The two Dallas nurses who survived Ebola are also survivors of a much more commonplace problem: hospital-acquired infections.

One in 25 hospital patients comes down with an infection picked up inside the hospital. In 2011, an estimated 722,000 patients acquired one, and more than 75,000 died, either directly from an infection or because an infection weakened a patient’s ability to fight other illnesses, according to the U.S. Centers for Disease Control and Prevention.

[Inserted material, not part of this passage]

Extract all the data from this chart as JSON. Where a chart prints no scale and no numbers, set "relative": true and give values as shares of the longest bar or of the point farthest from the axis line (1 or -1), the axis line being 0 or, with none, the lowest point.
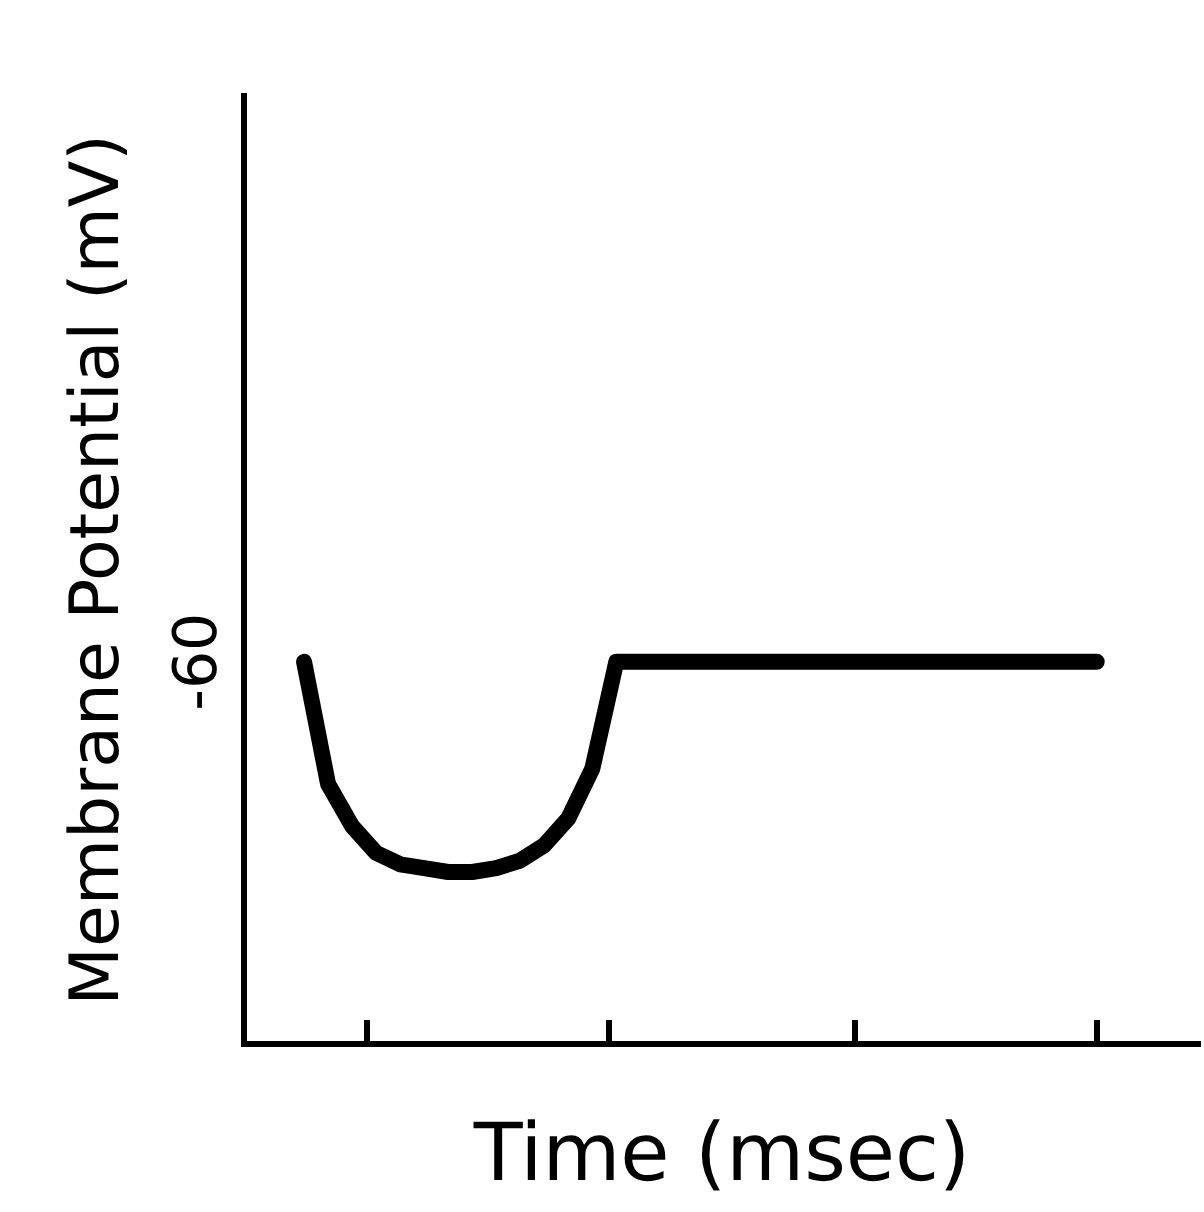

Those are alarming numbers. But they have declined considerably since the 1970s, when hospitals began realizing such infections were a problem.

Dr. Robert Haley, a professor of medicine and chief epidemiologist at UT Southwestern Medical Center, said in those days there were more than 2 million hospital-acquired infections a year. He was working on the issue then for the CDC.

“There’s no doubt we’ve made a huge amount of progress,” he said.

One important change was the Medicare program’s decision to eliminate what amounted to a financial incentive. A patient who caught an infectious bug in a hospital required more treatment, and that meant more money for the hospital. One recent British study found the cost of caring for patients with such infections nearly tripled once they became infected.

“Now they [Medicare] don’t pay for it,” Haley said. “That’s a fairly large financial incentive for hospitals to control these. Before that, the financial incentive was perverse. It paid to have these infections.”